1973 00:07:23 United StatesEnglishB&WMono

Description

Benglis uses the video format as a metaphor for other types of limiting conditions or limited realities. "The constant motion of Benglis's hand-held camera (scanning her studio and two television sets) calls attention to the limits of the camera's field of vision: the walls of the studio are the ultimate 'enclosure' of the camera's eye. The open window and the sound of children (from the street) seem to suggest release; yet the confines of the studio are never truly broken."

—Carrie Przybilla, "Synopses of Videotapes", Lynda Benglis: Dual Natures (Atlanta: High Museum of Art, 1991)

This title was in the original Castelli-Sonnabend video art collection.

About Lynda Benglis

Sculptor Lynda Benglis executed a number of videos in the mid 1970s, continuing her exploration of female sexuality and identity—an overriding theme in her work. The interest in human form and presence in her process-oriented sculptural work finds its way into her self-reflexive, investigative videos. Benglis aggressively uses the properties of the video medium to expose the process and limitations of the form—for example, re-shooting footage on the monitor and technically manipulating the image on screen. In this way, Benglis negotiates a personal space for herself, maintaining a deliberate distance from the medium. Using her own body and creating multiples of her image, Benglis interrogates the relation of the self to the body—focusing on the interface between our inner and outer realities.

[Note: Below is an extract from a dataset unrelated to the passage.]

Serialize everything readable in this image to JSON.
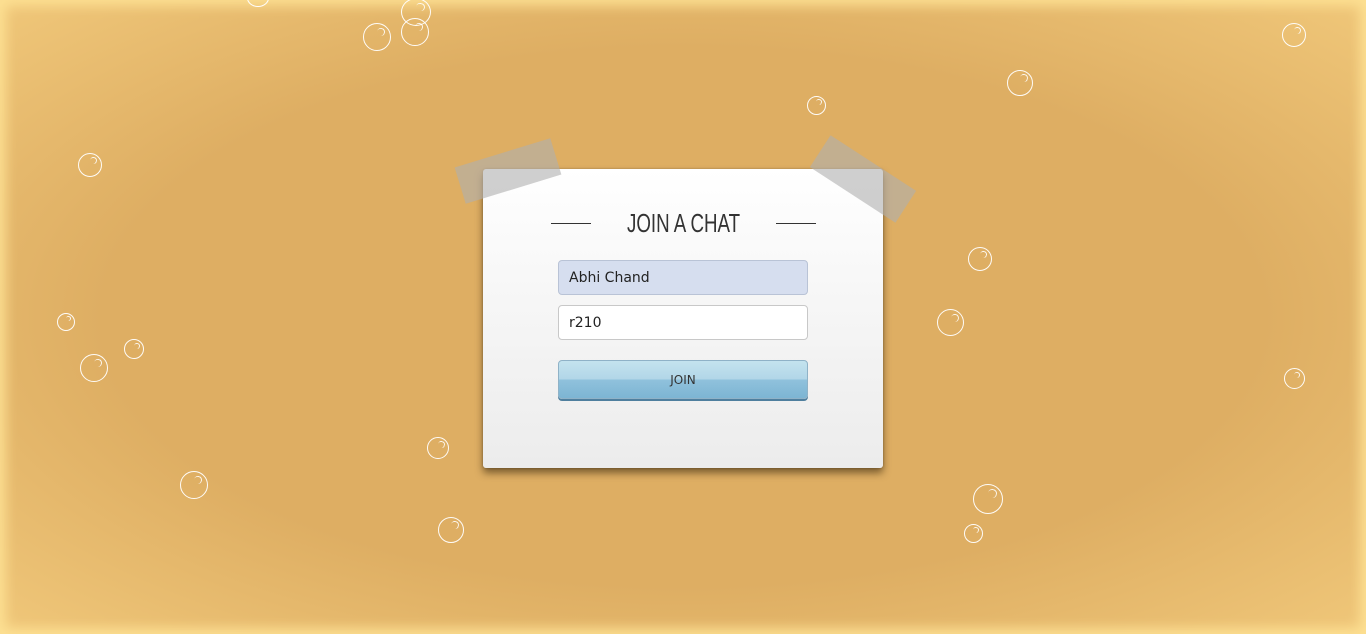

Linking art world practice to feminist discourse she produced Home Tape Revised, Female Sensibility, and How's Tricks—which together read as an anthropological study, each work forming a chapter in the "woman as nature/woman outside of culture" continuum. Within the context of feminist film theory of the gendered gaze, and contemporary theories of authorship, the importance of Benglis's video work emerges. Sensitive not only to debates of orginality and the construction of the artistic subject, Benglis's work consistently critiques what are believed to be video's "inherent" properties: the sense of "real" time, its supposedly immediate and truthful relationship to the world, and its privileged viewpoint in relation to events.